La dieta de la futura madre, el estrés que pueda estar padeciendo, las condiciones del útero u otros factores se consideran medioambientales que incrementan el riesgo de provocar cambios epigenéticos. Para llegar a esta conclusión los expertos estudiaron a un grupo de 47 niños autistas y otro grupo de 48 niños que se desarrollaban con normalidad, en ambos casos las madres eran mayores de 35 años de edad.

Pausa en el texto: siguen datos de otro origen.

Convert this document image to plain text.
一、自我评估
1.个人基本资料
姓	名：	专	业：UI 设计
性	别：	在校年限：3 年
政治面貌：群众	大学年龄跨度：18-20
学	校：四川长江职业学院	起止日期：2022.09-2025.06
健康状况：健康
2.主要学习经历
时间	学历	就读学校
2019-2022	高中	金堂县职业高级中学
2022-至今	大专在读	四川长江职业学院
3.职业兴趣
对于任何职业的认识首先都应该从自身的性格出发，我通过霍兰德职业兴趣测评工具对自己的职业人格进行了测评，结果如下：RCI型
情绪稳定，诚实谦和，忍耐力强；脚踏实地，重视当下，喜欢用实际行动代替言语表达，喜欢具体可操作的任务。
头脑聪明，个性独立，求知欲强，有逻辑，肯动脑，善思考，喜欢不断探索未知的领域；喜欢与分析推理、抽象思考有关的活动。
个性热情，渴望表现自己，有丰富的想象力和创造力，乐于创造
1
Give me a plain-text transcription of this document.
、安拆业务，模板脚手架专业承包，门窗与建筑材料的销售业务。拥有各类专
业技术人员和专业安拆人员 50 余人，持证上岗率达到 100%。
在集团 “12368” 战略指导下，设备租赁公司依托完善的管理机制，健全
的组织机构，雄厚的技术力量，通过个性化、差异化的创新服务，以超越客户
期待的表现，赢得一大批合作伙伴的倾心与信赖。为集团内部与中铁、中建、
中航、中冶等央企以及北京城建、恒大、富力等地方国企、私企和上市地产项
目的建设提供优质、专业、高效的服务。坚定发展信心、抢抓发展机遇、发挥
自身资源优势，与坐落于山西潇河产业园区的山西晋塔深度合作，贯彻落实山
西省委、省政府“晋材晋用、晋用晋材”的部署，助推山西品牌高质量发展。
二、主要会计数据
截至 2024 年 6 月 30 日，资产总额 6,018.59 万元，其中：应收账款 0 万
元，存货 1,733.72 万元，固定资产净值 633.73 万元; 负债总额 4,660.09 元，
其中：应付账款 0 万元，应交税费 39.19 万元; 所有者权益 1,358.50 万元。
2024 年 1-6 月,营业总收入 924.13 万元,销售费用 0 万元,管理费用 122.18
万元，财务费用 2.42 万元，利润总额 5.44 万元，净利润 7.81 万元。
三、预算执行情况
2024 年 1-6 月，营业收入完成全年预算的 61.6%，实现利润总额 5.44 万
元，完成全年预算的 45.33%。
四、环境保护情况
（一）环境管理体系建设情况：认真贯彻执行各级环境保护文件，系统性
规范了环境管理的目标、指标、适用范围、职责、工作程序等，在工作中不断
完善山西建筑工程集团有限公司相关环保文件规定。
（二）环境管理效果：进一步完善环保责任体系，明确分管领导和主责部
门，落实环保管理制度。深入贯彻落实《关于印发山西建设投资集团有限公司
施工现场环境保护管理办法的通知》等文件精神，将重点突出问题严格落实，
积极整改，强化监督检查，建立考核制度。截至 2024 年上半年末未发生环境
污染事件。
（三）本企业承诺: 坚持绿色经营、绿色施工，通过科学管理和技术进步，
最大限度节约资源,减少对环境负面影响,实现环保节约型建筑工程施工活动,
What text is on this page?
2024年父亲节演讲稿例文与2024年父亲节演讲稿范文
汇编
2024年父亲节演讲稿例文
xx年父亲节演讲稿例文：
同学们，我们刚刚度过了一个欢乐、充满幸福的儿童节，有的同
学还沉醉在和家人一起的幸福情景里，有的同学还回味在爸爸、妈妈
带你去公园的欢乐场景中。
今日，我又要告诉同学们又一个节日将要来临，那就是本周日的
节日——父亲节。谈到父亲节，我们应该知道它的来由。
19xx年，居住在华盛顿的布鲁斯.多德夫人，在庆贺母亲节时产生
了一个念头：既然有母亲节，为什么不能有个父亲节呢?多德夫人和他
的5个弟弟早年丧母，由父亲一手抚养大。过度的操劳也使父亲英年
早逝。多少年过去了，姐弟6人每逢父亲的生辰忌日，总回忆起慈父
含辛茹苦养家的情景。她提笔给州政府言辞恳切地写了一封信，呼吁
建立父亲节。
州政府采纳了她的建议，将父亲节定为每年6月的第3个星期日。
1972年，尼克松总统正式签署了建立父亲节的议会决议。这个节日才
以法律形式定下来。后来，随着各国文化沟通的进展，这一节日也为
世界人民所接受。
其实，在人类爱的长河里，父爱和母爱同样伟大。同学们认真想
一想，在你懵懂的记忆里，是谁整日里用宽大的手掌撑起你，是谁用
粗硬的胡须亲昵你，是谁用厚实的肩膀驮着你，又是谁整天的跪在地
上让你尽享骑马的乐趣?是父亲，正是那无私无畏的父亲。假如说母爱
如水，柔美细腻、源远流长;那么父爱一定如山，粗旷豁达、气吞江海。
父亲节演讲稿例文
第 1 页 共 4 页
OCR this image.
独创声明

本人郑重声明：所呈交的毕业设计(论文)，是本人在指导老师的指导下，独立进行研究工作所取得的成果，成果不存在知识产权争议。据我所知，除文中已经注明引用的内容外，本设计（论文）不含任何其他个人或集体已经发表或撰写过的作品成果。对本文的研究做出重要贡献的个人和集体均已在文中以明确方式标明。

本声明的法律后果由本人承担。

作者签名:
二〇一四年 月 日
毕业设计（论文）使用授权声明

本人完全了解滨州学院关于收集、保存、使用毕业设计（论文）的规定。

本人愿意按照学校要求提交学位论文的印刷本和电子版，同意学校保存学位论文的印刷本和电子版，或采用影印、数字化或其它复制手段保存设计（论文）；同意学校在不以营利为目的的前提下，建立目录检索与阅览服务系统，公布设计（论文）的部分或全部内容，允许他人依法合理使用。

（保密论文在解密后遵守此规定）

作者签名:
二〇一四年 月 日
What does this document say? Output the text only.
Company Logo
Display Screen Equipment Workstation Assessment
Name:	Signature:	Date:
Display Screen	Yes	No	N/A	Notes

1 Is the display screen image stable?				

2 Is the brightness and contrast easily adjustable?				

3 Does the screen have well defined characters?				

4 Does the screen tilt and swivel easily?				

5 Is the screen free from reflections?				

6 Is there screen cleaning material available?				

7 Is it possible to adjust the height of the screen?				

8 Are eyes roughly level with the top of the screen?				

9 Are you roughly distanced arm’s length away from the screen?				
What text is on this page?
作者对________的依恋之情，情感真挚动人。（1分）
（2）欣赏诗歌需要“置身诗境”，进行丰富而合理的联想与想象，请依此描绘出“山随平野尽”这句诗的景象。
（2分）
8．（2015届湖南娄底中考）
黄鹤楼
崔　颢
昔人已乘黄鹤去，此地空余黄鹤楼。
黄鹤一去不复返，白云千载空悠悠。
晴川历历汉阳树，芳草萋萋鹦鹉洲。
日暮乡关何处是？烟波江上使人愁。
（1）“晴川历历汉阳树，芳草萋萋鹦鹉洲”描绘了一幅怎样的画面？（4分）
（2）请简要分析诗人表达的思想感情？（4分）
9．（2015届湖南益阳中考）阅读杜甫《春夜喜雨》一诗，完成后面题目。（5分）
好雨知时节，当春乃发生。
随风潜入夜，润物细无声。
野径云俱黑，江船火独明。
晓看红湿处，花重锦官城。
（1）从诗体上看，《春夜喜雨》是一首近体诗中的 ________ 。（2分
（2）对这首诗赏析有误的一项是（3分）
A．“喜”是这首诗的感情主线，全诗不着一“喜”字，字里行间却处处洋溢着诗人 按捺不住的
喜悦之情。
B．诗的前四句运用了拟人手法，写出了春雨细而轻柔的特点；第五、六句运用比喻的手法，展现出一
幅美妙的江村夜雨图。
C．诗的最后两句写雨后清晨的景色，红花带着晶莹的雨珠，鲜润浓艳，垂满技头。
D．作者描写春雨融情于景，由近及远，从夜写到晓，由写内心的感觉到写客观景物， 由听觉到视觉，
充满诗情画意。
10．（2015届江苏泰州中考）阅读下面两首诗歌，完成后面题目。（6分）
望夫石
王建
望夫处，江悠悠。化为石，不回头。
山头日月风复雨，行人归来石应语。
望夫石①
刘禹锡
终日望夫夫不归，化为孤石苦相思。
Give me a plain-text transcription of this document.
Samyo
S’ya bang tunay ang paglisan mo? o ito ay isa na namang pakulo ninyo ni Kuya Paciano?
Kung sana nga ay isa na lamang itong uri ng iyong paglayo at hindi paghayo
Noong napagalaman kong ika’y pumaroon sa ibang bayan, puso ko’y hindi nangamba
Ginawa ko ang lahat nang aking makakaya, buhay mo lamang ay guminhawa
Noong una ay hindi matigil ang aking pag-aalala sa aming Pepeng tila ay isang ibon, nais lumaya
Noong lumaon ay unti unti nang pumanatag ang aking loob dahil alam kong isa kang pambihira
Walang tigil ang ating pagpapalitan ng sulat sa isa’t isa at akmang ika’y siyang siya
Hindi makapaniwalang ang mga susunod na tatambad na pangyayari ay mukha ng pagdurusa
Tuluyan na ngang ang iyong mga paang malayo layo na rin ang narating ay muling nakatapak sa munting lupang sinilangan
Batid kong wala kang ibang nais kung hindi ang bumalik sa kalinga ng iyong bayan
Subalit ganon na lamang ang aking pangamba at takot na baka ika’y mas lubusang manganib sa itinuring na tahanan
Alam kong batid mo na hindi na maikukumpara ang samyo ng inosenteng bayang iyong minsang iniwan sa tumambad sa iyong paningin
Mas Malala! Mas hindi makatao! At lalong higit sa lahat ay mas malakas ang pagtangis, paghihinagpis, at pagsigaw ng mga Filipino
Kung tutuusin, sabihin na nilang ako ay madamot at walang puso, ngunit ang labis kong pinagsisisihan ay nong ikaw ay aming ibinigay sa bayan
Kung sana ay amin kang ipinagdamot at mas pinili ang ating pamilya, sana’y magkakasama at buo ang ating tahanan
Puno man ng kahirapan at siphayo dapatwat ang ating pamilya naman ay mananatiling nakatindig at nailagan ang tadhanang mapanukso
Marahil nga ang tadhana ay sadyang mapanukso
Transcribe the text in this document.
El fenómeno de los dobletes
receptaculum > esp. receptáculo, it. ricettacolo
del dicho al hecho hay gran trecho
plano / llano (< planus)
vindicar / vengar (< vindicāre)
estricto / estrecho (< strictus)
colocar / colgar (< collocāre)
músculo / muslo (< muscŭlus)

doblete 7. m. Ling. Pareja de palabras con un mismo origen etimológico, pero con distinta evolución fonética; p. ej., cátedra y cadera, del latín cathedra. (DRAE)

Para poder observar las diferencias genéticas entre los niños de ambos grupos, se procedió a analizar las células de la mucosa bucal y de las mejillas. Los expertos partieron de la hipótesis de que las influencias externas (fueran cuales fueran) que favorecen el autismo, probablemente estén presentes en las células reproductivas que forman el embrión, células que están presentes también en el epitelio bucal y en el cerebro.

Se supone que durante el desarrollo embrionario las influencias medioambientales se codificarían en las células como una alteración química que se podría detectar. Tras un primer examen buscando anomalías cromosómicas y otros defectos genéticos, no encontraron elementos de diferenciación entre ambos grupos. Sin embargo, pudieron constatar diferencias entre niños autistas, un grupo de estos niños tenían genes alterados responsables de codificar las proteínas que intervienen en aquellas funciones alteradas en quienes padecen autismo.

Estos resultados sugieren que algunos niños con trastornos del espectro autista, lo sufren a causa de las mutaciones y de los cambios epigenéticos, por lo que la gravedad es mayor. Estos resultados determinan que los factores medioambientales influyen en la grado de autismo, si una mujer va a tener un bebé autista, los factores ambientales podrían agravar el trastorno. La investigación ha dado pie a formular otras muchas preguntas, por lo que probablemente se realicen nuevos estudios. Podéis conocer todos los detalles de este trabajo, a través del artículo publicado en la revista científica Plos Genetics.